Garstige Buben mit schnittigen Songs (Ludwigshafener Rundschau am 03.07.1999)

Bericht von Mike Seifert / Abgetippt von Benjamin Reinhardt

Rock: Heiße Stimmung bei den Böhsen Onkelz in der Mannheimer Mainmarkthalle

Irgendwer hat gezählt, daß diesen Sommer in ganz Deutschland über 200 große Rock-Festivals unter freiem Himmel stattfinden. Das strapaziert freilich die Geldbörsen der Fans gewaltig, am Ende verzeichnen viele Open-airs weniger Besucher als von den Veranstaltern erwartet. Betroffen davon ist auch die Frankfurter Gruppe Böhse Onkelz: Deren "Lieder wie Orkane" sollten in Mannheim auf dem Maimarktgelände erschallen, das Wetter wäre dafür auch geradezu bombastisch gewesen; weil der Vorverkauf jedoch eher schleppend lief, hätte ein Freiluft-Konzert finanzielle Einbußen bedeutet, das Ereignis wurde in die Maimarkthalle verlegt. Jedoch durfte das Publikum nach Lust und Laune rein und raus, draußen versuchten zahlreiche Imbiß- und Getränkestände den Open-air-Charakter wenigstens teilweise zu retten.

Drinnen empfiehlt sich der Aufenthalt indes nur für gestählte Naturen. Über 10 000 Besucher an einem extremen Hitzetag in einer Stahl- und Beton-Halle lassen manchen schon mal in die Knie gehen. Zu denen gehört auch Sänger Angry Anderson von der australischen Combo Rose Tattoo, der sich beim Auftritt so ordentlich ins Zeug legt, daß er hinterher umkippt.

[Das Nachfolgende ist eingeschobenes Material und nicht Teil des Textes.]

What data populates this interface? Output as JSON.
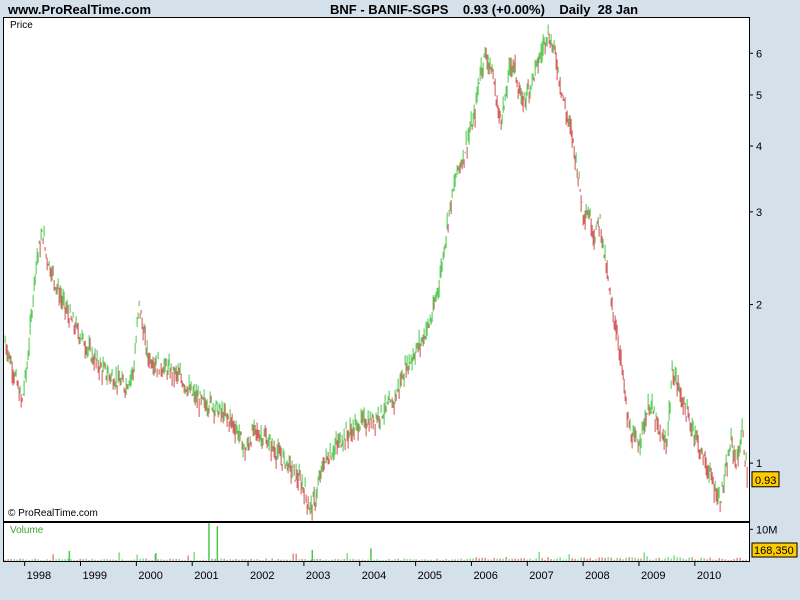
{
  "header": {
    "site": "www.ProRealTime.com",
    "title": "BNF - BANIF-SGPS    0.93 (+0.00%)    Daily  28 Jan"
  },
  "price_panel": {
    "label": "Price",
    "copyright": "© ProRealTime.com",
    "last_value": "0.93"
  },
  "volume_panel": {
    "label": "Volume",
    "tick": "10M",
    "last_value": "168,350"
  },
  "colors": {
    "up": "#4cc84c",
    "down": "#d05050",
    "last_box": "#ffcc00",
    "background": "#d4e0ea"
  },
  "chart_data": {
    "type": "line",
    "scale": "log",
    "ylim": [
      0.78,
      7.0
    ],
    "yticks": [
      1,
      2,
      3,
      4,
      5,
      6
    ],
    "x_labels": [
      "1998",
      "1999",
      "2000",
      "2001",
      "2002",
      "2003",
      "2004",
      "2005",
      "2006",
      "2007",
      "2008",
      "2009",
      "2010"
    ],
    "series": [
      {
        "x": [
          1997.65,
          1997.8,
          1997.95,
          1998.05,
          1998.2,
          1998.33,
          1998.38,
          1998.55,
          1998.7,
          1998.85,
          1999.0,
          1999.2,
          1999.4,
          1999.6,
          1999.8,
          1999.95,
          2000.05,
          2000.2,
          2000.35,
          2000.6,
          2000.8,
          2001.0,
          2001.2,
          2001.35,
          2001.5,
          2001.7,
          2001.82,
          2001.95,
          2002.1,
          2002.3,
          2002.5,
          2002.7,
          2002.85,
          2003.0,
          2003.1,
          2003.2,
          2003.35,
          2003.5,
          2003.7,
          2003.85,
          2004.05,
          2004.2,
          2004.4,
          2004.6,
          2004.8,
          2004.95,
          2005.1,
          2005.3,
          2005.45,
          2005.6,
          2005.75,
          2005.85,
          2005.95,
          2006.05,
          2006.15,
          2006.25,
          2006.38,
          2006.5,
          2006.6,
          2006.7,
          2006.78,
          2006.9,
          2007.05,
          2007.15,
          2007.25,
          2007.35,
          2007.5,
          2007.6,
          2007.7,
          2007.8,
          2007.9,
          2008.0,
          2008.1,
          2008.2,
          2008.3,
          2008.38,
          2008.5,
          2008.6,
          2008.7,
          2008.8,
          2008.9,
          2009.0,
          2009.1,
          2009.2,
          2009.3,
          2009.4,
          2009.5,
          2009.6,
          2009.7,
          2009.8,
          2009.9,
          2010.0,
          2010.1,
          2010.2,
          2010.35,
          2010.45,
          2010.55,
          2010.65,
          2010.75,
          2010.85,
          2010.95
        ],
        "y": [
          1.7,
          1.5,
          1.3,
          1.55,
          2.4,
          2.75,
          2.5,
          2.2,
          2.0,
          1.85,
          1.75,
          1.6,
          1.5,
          1.45,
          1.4,
          1.5,
          2.0,
          1.6,
          1.55,
          1.5,
          1.45,
          1.35,
          1.3,
          1.3,
          1.25,
          1.2,
          1.15,
          1.05,
          1.15,
          1.12,
          1.05,
          1.0,
          0.95,
          0.9,
          0.82,
          0.85,
          1.0,
          1.05,
          1.12,
          1.15,
          1.2,
          1.2,
          1.25,
          1.3,
          1.5,
          1.6,
          1.7,
          1.9,
          2.3,
          3.0,
          3.6,
          3.8,
          4.2,
          4.5,
          5.5,
          6.0,
          5.5,
          4.5,
          4.8,
          5.8,
          5.6,
          4.8,
          5.2,
          5.6,
          6.0,
          6.6,
          6.0,
          5.2,
          4.6,
          4.2,
          3.6,
          3.0,
          3.0,
          2.7,
          2.9,
          2.5,
          2.0,
          1.8,
          1.5,
          1.2,
          1.1,
          1.1,
          1.2,
          1.3,
          1.2,
          1.1,
          1.1,
          1.5,
          1.4,
          1.3,
          1.2,
          1.15,
          1.05,
          1.0,
          0.9,
          0.85,
          0.95,
          1.1,
          1.0,
          1.15,
          0.93
        ]
      }
    ],
    "volume": {
      "ylim": [
        0,
        12000000
      ],
      "tick_label": "10M"
    }
  }
}
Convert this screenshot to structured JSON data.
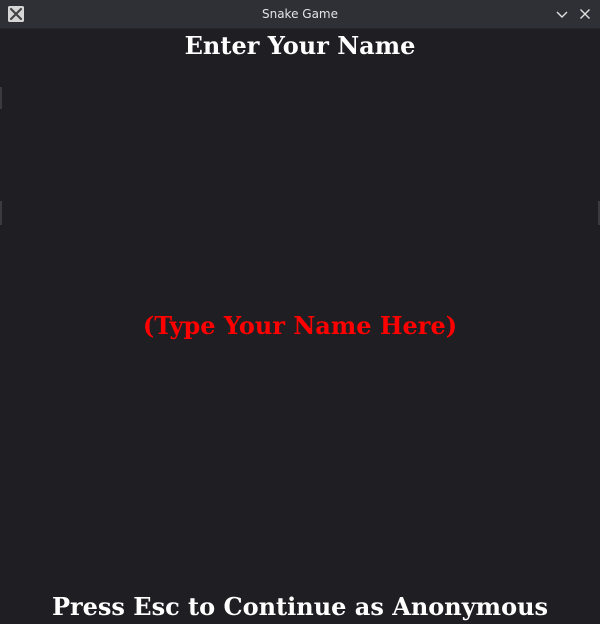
{
  "window": {
    "title": "Snake Game",
    "icons": {
      "app": "x-app-icon",
      "minimize": "chevron-down-icon",
      "close": "close-icon"
    }
  },
  "screen": {
    "heading": "Enter Your Name",
    "name_placeholder": "(Type Your Name Here)",
    "footer_hint": "Press Esc to Continue as Anonymous"
  },
  "colors": {
    "background": "#1f1e22",
    "titlebar": "#2e3036",
    "heading_text": "#ffffff",
    "placeholder_text": "#ff0000"
  }
}
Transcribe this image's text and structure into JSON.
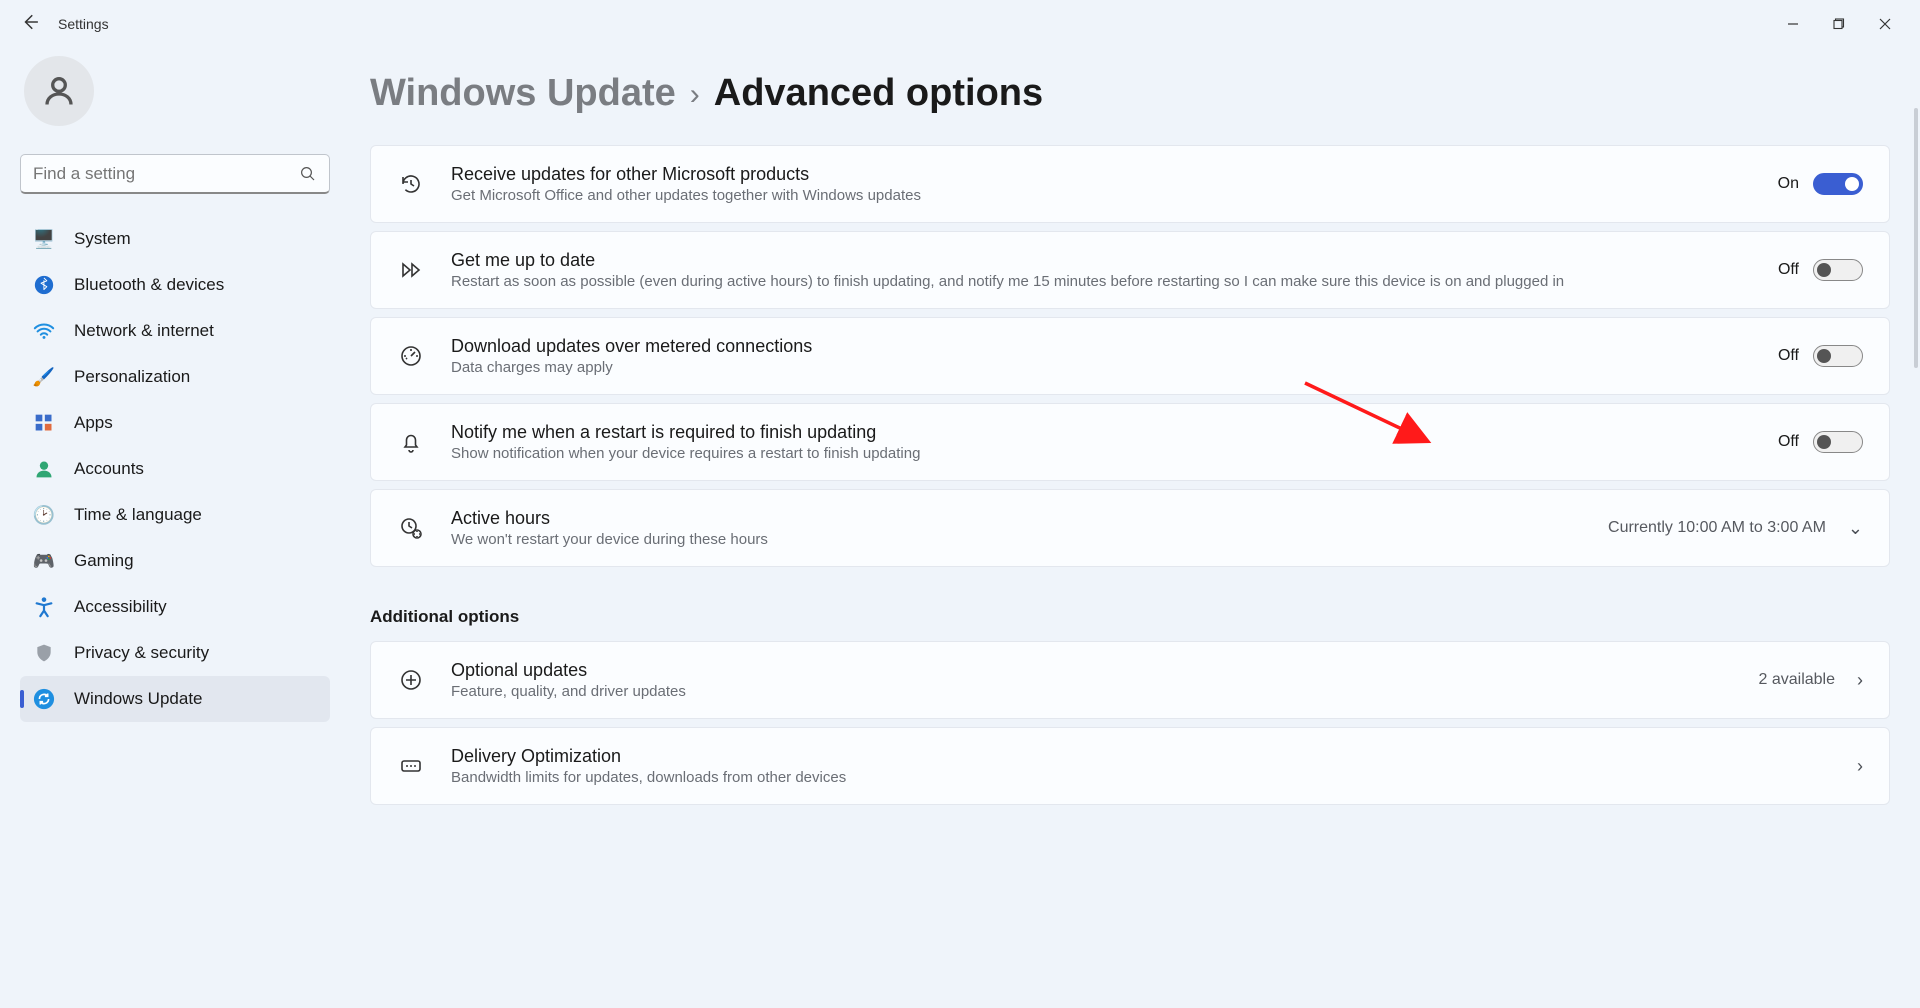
{
  "app": {
    "name": "Settings"
  },
  "search": {
    "placeholder": "Find a setting"
  },
  "sidebar": {
    "items": [
      {
        "label": "System"
      },
      {
        "label": "Bluetooth & devices"
      },
      {
        "label": "Network & internet"
      },
      {
        "label": "Personalization"
      },
      {
        "label": "Apps"
      },
      {
        "label": "Accounts"
      },
      {
        "label": "Time & language"
      },
      {
        "label": "Gaming"
      },
      {
        "label": "Accessibility"
      },
      {
        "label": "Privacy & security"
      },
      {
        "label": "Windows Update"
      }
    ]
  },
  "breadcrumb": {
    "parent": "Windows Update",
    "current": "Advanced options"
  },
  "settings": {
    "receive_other": {
      "title": "Receive updates for other Microsoft products",
      "sub": "Get Microsoft Office and other updates together with Windows updates",
      "state": "On"
    },
    "up_to_date": {
      "title": "Get me up to date",
      "sub": "Restart as soon as possible (even during active hours) to finish updating, and notify me 15 minutes before restarting so I can make sure this device is on and plugged in",
      "state": "Off"
    },
    "metered": {
      "title": "Download updates over metered connections",
      "sub": "Data charges may apply",
      "state": "Off"
    },
    "notify_restart": {
      "title": "Notify me when a restart is required to finish updating",
      "sub": "Show notification when your device requires a restart to finish updating",
      "state": "Off"
    },
    "active_hours": {
      "title": "Active hours",
      "sub": "We won't restart your device during these hours",
      "value": "Currently 10:00 AM to 3:00 AM"
    }
  },
  "additional": {
    "heading": "Additional options",
    "optional": {
      "title": "Optional updates",
      "sub": "Feature, quality, and driver updates",
      "value": "2 available"
    },
    "delivery": {
      "title": "Delivery Optimization",
      "sub": "Bandwidth limits for updates, downloads from other devices"
    }
  }
}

Nach dem Eröffnungs-Gig der Münchner Band Megaherz, die eine ganz dreiste und stumpfsinnige Rammstein-Kopie ist, zeigen Rose Tattoo, daß sie noch immer so dreckigen, rotzigen und gemeinen Rock draufhaben wie in ihren Anfangstagen.

Bluesgetränkte Songs wie "The Butcher And Fast Eddie" mit einer irre schnittigen Slide-Gitarre oder wilde Kracher wie "Assault & Battery", "Rock 'n' Roll Outlaw" und "Nice Boys Don't Play Rock 'n' Roll" werden zünftig dargeboten, Anderson schreit sich dazu die Kehle aus dem Leib - und zeigt ansonsten, daß das Böse-Buben-Gehabe der Gruppe eben bloß ein Image ist: In Wirklichkeit ist er selber nämlich ein netter Kerl, spricht das Publikum konsequent mit "brothers and sinsters" an und streut geradezu messianische Botschaften in seine Ansagen.

Die englische Gruppe Saxon kann an diese Glanzleistung nicht ganz anknüpfen. Sie bringt flotten Heavy Metal mit Böllern wie "Solid Ball Of Rock", klingt aber über weite Strecken, als würden sich die Sünden der Vergangenheit rächen: Machte die Gruppe in ihren Anfangstagen vor fast zwanzig Jahren gerne ihren Vorbands das Leben zur Hölle und verstellte ihnen die Mischpult-Justierungen, so ist nun der Saxon-Sound in der Maimarkthalle überhaupt nicht gut. Nur wesentlich besser ergeht es US-Sänger Glenn Danzig, der zudem keinen leichten Stand beim Publikum hat, weil er sich stilistisch zu weit von seinen Wurzeln entfernt hat. Gut die Hälfte seines Repertoires läßt die Fans kalt.

Ganz heiß dann die Stimmung bei den Böhsen Onkelz, die mit einem Top-Sound richtig abräumen. Sie servieren den Gästen einsatzfreudig ihre schmissigen Hymnen wie "Heilige Lieder" oder "Terpetin" und sparen nicht mit garstigen Kommentaren: Das Stück "Der nette Mann von nebenan" über Kinderschänder etwa wird ganz frech "allen Belgiern" gewidmet. Der einfache, aber effektive Rock der Onkelz wird von den Fans frenetisch gefeiert.